In 2005 John resurrected the Digital Library Federation’s Developers Forum and chaired it for three years. In 2006 he went on a six-week fellowship with the University of Edinburgh to consider the emerging topic of PIDs and citations for scientific data. That fellowship resulted in CDL being invited to join the 5-year NSF DataONE grant, where he chaired the Preservation and Metadata Working Group starting in 2009. During this period he was also technical lead on collaborations with Microsoft Research and the Moore Foundation.

The DataONE involvement led to his creating yamz.net, which was the first realization of his 1996 vision for a crowdsourced “metadictionary” vocabulary builder. Around this time John created the “suffix passthrough” capability that permits N2T to resolve millions of identifiers on the basis of one registered identifier (similar to PURL’s “partial redirect”). In 2017 a formal collaboration with identifiers.org resulted in their adopting N2T’s “compact identifier” syntax and N2T’s adopting their curated ruleset of 600+ identifier schemes. That same year saw registration of the 419th ARK institution and his publication of a “persistence” vocabulary that considerably expanded on the NLM permanence ratings from 2000. In 2018 the National Library of France held a two-day, 350-person French-language ARK Summit in Paris, for which he gave the keynote address.
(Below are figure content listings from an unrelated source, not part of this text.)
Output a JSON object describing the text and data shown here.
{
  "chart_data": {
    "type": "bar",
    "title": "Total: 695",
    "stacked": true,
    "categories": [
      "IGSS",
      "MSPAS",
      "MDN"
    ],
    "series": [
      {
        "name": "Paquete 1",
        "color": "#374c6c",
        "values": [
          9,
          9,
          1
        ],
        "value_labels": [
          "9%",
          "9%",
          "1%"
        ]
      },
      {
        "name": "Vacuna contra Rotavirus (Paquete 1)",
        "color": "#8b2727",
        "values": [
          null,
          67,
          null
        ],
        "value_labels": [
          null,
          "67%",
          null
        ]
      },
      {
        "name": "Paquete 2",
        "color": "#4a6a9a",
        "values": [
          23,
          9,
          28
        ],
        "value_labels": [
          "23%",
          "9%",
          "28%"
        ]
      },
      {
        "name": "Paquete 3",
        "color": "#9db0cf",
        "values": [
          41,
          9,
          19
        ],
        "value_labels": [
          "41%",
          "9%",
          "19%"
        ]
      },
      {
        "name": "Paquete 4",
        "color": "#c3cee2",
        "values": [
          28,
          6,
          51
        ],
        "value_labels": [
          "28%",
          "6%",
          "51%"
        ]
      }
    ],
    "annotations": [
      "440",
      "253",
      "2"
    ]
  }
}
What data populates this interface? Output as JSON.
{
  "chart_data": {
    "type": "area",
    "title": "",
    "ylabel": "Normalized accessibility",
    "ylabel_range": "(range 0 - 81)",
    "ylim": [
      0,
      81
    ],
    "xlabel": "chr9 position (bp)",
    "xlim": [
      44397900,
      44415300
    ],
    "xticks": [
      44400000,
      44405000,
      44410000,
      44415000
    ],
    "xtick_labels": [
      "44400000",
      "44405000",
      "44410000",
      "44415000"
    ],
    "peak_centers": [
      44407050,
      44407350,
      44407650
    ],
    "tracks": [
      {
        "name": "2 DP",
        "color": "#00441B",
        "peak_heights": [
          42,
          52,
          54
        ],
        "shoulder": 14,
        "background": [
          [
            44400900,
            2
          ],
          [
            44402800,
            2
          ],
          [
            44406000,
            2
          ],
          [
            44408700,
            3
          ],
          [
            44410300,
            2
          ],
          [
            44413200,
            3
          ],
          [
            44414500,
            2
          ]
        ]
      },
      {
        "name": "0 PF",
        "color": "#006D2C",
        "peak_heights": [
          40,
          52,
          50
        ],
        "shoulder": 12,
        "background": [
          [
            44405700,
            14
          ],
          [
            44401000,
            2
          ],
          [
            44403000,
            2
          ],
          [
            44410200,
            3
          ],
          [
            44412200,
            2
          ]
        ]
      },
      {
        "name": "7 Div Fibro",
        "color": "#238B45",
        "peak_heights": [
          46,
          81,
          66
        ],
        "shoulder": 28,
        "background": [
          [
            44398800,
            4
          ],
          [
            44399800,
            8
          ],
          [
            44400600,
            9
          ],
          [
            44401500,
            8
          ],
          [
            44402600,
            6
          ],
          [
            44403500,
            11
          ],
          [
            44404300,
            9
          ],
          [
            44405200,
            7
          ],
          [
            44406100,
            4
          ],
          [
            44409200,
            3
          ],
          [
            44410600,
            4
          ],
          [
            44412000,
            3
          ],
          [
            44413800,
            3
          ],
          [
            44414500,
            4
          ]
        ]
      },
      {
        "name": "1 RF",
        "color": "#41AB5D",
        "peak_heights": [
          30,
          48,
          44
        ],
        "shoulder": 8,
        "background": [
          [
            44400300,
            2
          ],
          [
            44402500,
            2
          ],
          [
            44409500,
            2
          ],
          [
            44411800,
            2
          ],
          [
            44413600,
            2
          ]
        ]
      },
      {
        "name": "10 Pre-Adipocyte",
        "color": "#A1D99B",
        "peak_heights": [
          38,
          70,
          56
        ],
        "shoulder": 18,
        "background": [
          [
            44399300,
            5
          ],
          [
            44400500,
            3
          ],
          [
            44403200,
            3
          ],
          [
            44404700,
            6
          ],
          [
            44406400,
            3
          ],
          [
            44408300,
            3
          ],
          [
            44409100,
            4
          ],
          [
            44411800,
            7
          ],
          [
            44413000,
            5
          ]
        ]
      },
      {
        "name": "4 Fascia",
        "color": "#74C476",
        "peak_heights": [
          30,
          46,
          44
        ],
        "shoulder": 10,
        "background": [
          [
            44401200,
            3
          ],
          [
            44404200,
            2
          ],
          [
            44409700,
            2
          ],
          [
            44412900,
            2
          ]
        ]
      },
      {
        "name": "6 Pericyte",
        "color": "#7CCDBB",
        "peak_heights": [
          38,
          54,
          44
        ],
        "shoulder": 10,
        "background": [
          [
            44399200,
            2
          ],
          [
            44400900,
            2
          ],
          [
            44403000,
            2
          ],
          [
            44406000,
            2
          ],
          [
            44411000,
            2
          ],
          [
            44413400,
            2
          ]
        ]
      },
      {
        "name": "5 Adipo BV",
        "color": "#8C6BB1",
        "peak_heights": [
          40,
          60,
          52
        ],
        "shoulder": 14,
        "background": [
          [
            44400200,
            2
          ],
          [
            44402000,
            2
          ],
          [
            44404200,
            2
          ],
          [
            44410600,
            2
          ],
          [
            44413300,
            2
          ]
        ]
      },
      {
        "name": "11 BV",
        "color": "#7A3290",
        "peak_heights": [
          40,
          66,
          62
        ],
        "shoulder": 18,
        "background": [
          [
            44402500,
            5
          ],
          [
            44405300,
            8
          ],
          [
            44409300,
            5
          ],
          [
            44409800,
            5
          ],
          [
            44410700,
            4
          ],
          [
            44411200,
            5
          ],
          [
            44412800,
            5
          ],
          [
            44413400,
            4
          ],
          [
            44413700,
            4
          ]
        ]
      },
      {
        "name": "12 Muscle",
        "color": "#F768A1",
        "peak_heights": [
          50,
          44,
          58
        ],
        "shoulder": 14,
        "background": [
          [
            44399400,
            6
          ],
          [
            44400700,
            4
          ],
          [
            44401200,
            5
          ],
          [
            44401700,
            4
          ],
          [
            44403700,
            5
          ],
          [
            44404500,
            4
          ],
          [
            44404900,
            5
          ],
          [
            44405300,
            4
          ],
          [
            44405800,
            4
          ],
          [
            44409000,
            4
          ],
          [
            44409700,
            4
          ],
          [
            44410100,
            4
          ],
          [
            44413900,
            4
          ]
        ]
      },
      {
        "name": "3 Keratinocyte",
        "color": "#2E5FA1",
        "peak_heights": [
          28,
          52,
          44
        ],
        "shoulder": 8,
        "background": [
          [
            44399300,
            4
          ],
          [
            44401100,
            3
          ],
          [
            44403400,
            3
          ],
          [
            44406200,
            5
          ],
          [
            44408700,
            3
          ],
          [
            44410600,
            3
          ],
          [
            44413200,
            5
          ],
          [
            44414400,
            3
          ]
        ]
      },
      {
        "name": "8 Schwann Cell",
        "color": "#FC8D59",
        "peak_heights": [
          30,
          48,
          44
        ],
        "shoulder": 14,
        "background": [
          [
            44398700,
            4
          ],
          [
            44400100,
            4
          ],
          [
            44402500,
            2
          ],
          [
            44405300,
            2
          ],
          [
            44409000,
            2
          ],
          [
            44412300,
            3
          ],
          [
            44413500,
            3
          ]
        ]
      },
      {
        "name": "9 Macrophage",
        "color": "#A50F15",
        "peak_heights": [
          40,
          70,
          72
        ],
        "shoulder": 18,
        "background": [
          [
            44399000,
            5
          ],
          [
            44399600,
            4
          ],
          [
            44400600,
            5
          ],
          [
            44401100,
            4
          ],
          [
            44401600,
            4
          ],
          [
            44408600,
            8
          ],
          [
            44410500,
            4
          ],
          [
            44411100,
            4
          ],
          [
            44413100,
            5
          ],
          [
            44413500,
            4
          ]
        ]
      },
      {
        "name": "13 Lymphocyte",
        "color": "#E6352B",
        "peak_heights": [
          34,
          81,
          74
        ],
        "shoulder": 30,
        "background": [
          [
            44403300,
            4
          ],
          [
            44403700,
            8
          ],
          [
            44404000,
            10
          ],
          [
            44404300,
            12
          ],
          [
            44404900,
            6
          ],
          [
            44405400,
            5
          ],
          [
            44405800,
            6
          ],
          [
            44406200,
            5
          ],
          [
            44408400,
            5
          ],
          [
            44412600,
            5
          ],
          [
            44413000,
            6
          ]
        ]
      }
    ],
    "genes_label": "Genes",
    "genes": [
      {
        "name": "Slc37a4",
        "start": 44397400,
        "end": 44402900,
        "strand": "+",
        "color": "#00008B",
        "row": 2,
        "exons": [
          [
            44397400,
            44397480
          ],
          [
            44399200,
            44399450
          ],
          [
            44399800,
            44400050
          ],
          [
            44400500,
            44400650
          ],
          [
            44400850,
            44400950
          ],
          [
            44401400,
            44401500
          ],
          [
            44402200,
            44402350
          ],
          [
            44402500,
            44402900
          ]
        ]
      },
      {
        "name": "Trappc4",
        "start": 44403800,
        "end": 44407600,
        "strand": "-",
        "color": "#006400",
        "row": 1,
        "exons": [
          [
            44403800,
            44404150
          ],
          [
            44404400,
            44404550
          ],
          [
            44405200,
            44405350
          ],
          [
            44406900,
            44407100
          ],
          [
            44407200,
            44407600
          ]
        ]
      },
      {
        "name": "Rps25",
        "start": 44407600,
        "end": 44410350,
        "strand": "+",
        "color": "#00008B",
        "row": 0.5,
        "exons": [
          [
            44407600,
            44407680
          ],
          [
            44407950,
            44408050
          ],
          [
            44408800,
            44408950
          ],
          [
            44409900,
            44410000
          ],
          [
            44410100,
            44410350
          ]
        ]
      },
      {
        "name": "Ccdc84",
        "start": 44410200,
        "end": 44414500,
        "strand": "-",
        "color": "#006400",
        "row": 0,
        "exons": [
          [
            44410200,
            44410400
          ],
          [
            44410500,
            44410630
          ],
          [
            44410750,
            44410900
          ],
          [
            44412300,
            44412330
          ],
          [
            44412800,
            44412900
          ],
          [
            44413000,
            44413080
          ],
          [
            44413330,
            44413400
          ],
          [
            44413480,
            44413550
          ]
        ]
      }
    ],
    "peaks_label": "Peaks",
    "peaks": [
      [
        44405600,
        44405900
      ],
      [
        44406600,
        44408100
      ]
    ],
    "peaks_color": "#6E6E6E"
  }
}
By the end of 2018, with CDL’s support to focus on ARKs, John spearheaded creation of what would become the ARK Alliance (arks.org). Over 500 institutions had registered and created over 8 billion ARKs, and for the first time ARKs had their own organization, including an advisory group and outreach, technical, and sustainability working groups. With the registration rate roughly doubling each year, four years later there were over 1000 ARK institutions. In 2022 John left the University of California to work with partners to keep the ARK Alliance moving towards self-sufficiency and to pursue his interest in the Decentralized Web (DWeb).